つん、と鼻をつくような臭い。アルコールや腐敗した食物、汗や排泄物が混じり合った、独特のすえたような臭い。今日では、まちを歩いていて、ふと出くわすことがほとんどなくなってしまった、人間の生=労働の臭い。横浜の寿町からこの臭いが消えていったとき、タネさんも、その臭いとともに寿町から消えた(タネさんについては、『仕事文脈』vol.11をお読みください)。

■ 観光客とクレンジング ―寿町の場合

 タネさんの生きた寿町は、日雇い労働者が多く住む寄せ場として知られ、東京の山谷、大阪の釜ヶ崎と並ぶ日本の「三大寄せ場(ドヤ街)」の一つに数えられることもあった。とはいえ寿の場合、港湾労働を中心に形成された寄せ場であったこともあり、建設土木労働が主である山谷・釜ヶ崎と比べると定住傾向が強く、寿の地で家族を形成する者も少なくなかった。このため、寄せ場でありながら、女や子どもも多く住み、地区内には保育所や学童保育も設置される等、ともすると牧歌的な雰囲気さえ感じられる場所であった。1960年代の港湾労働合理化に伴い、寿町の労働者の大半も土木建設労働に移行するが、高度経済成長期には多くの日雇い労働者、そしてその家族の生=労働の場として活況を呈していた。

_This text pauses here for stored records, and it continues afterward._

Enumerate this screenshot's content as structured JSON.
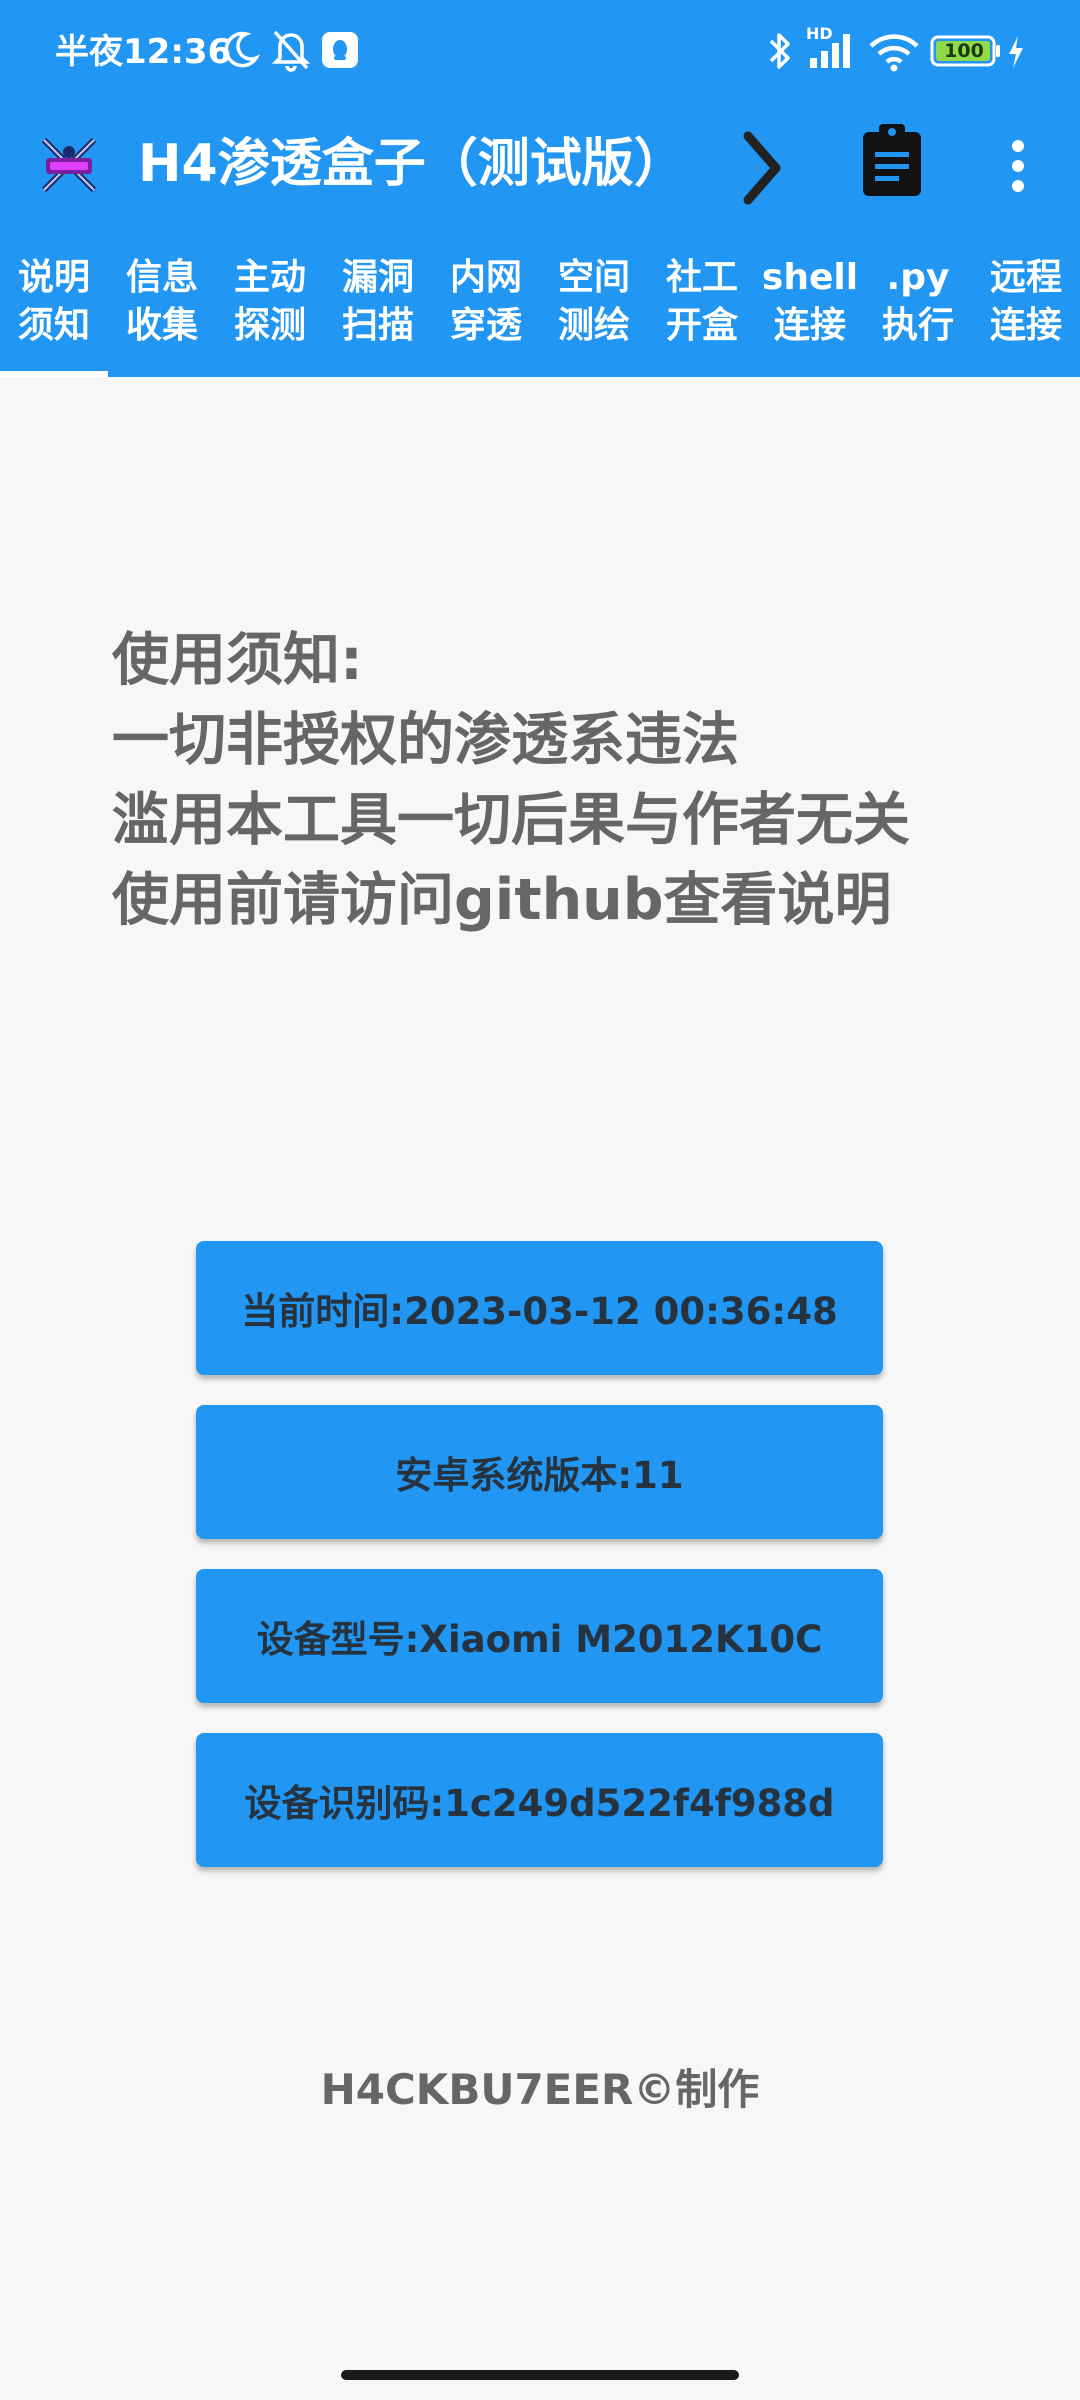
{
  "status_bar": {
    "time": "半夜12:36",
    "network_badge": "HD",
    "battery_level": "100",
    "icons": [
      "moon-icon",
      "bell-off-icon",
      "qq-notification-icon",
      "bluetooth-icon",
      "signal-icon",
      "wifi-icon",
      "battery-icon",
      "charging-icon"
    ]
  },
  "app_bar": {
    "title": "H4渗透盒子（测试版）",
    "icons": [
      "app-logo-icon",
      "chevron-right-icon",
      "clipboard-icon",
      "more-vert-icon"
    ]
  },
  "tabs": [
    {
      "label": "说明\n须知",
      "selected": true
    },
    {
      "label": "信息\n收集",
      "selected": false
    },
    {
      "label": "主动\n探测",
      "selected": false
    },
    {
      "label": "漏洞\n扫描",
      "selected": false
    },
    {
      "label": "内网\n穿透",
      "selected": false
    },
    {
      "label": "空间\n测绘",
      "selected": false
    },
    {
      "label": "社工\n开盒",
      "selected": false
    },
    {
      "label": "shell\n连接",
      "selected": false
    },
    {
      "label": ".py\n执行",
      "selected": false
    },
    {
      "label": "远程\n连接",
      "selected": false
    }
  ],
  "notice": {
    "lines": [
      "使用须知:",
      "一切非授权的渗透系违法",
      "滥用本工具一切后果与作者无关",
      "使用前请访问github查看说明"
    ]
  },
  "info_buttons": [
    {
      "label": "当前时间:2023-03-12 00:36:48"
    },
    {
      "label": "安卓系统版本:11"
    },
    {
      "label": "设备型号:Xiaomi M2012K10C"
    },
    {
      "label": "设备识别码:1c249d522f4f988d"
    }
  ],
  "footer": {
    "credit": "H4CKBU7EER©制作"
  },
  "colors": {
    "primary": "#2196f3",
    "background": "#f7f7f7",
    "notice_text": "#666666",
    "button_text": "#26323d"
  }
}
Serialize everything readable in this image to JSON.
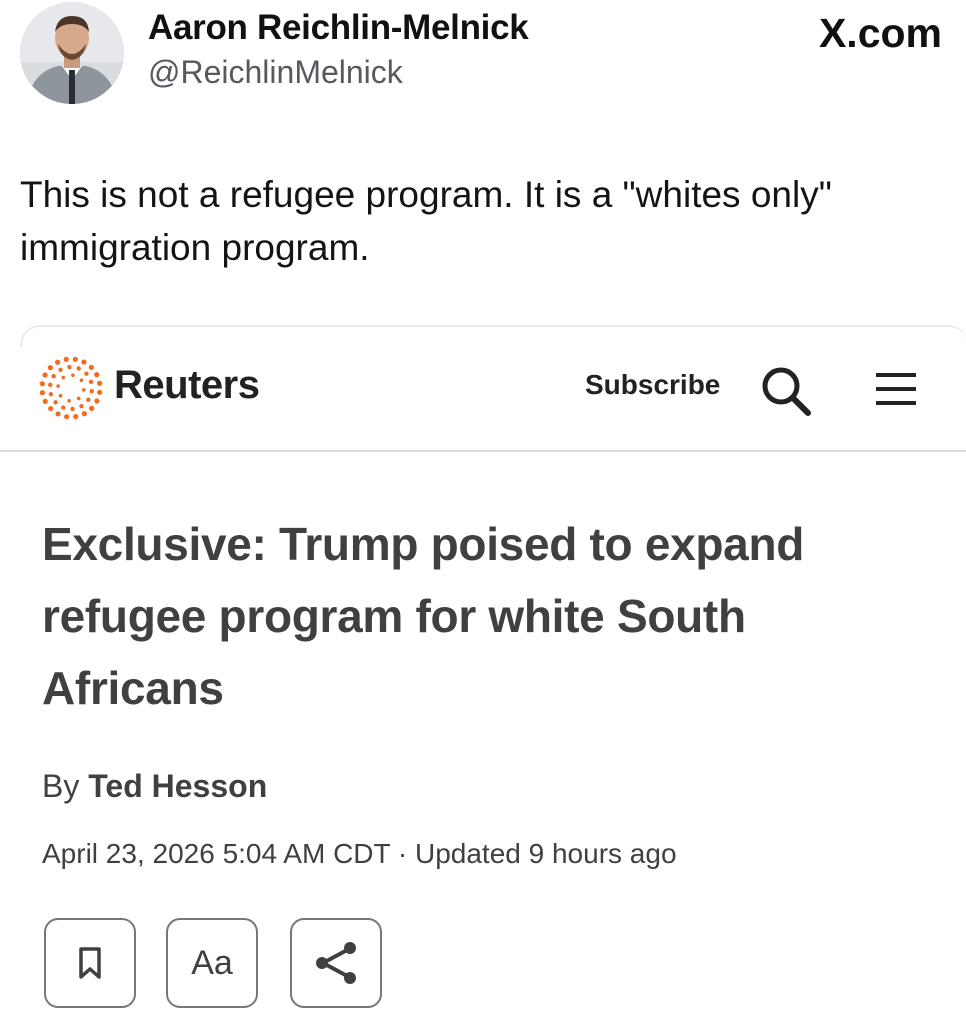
{
  "tweet": {
    "author_name": "Aaron Reichlin-Melnick",
    "author_handle": "@ReichlinMelnick",
    "site_label": "X.com",
    "text": "This is not a refugee program. It is a \"whites only\" immigration program."
  },
  "article": {
    "brand": "Reuters",
    "subscribe_label": "Subscribe",
    "search_icon": "search-icon",
    "menu_icon": "menu-icon",
    "headline": "Exclusive: Trump poised to expand refugee program for white South Africans",
    "byline_prefix": "By",
    "byline_author": "Ted Hesson",
    "dateline": "April 23, 2026 5:04 AM CDT · Updated 9 hours ago",
    "tools": {
      "bookmark_icon": "bookmark-icon",
      "text_size_label": "Aa",
      "share_icon": "share-icon"
    }
  },
  "colors": {
    "reuters_orange": "#f26b1f",
    "headline_gray": "#404040"
  }
}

しかし1970年代以降、日雇い労働市場の縮小等の影響を受け、寿町でも仕事が減少していき、徐々に労働者も高齢化していく。こうして1990年代には、仕事を失ってドヤにも住めず、路上で寝起きする者の姿が寄せ場の内外で目立つようになった。今日では、そうした住民の多くが高齢者や生活保護受給者となり、かつて「日雇い労働者のまち」であった寿町は、「福祉のまち/高齢者のまち」へと変貌した。これに伴い、簡易宿泊所(ドヤ)も次第に新築・改築が進められ、エレベーターの設置等バリアフリー化が進み、概観も小綺麗になっていった
他方、改築されないままの設備の古いドヤでは空き室が目立ち、それがちょっとした「問題」となりながらも放置されていた。しかし2000年代になると、この空き室を利用した「ビジネス」がにわかに台頭してくる。空き室となった簡易宿泊所をホステルに改装し、新たに観光客を呼び込もう、というものだ。2005年に事業開始した「横浜ホステルビレッジ」は、その先駆けである。元町や中華街等の横浜の主要な観光スポットにほど近い立地の良さと、リーズナブルな価格設定を売りに、国内外からの観光客やビジネスマン等、これまで寿からは縁遠かった新たな層を顧客として呼び込もうという戦略だ。次第に、かつての寿町の景観やその独特な臭いは薄められ、観光客向けのクリーンで均質な空間に作り替えられていく。まちの「浄化(クレンジング)」と「再生」だ。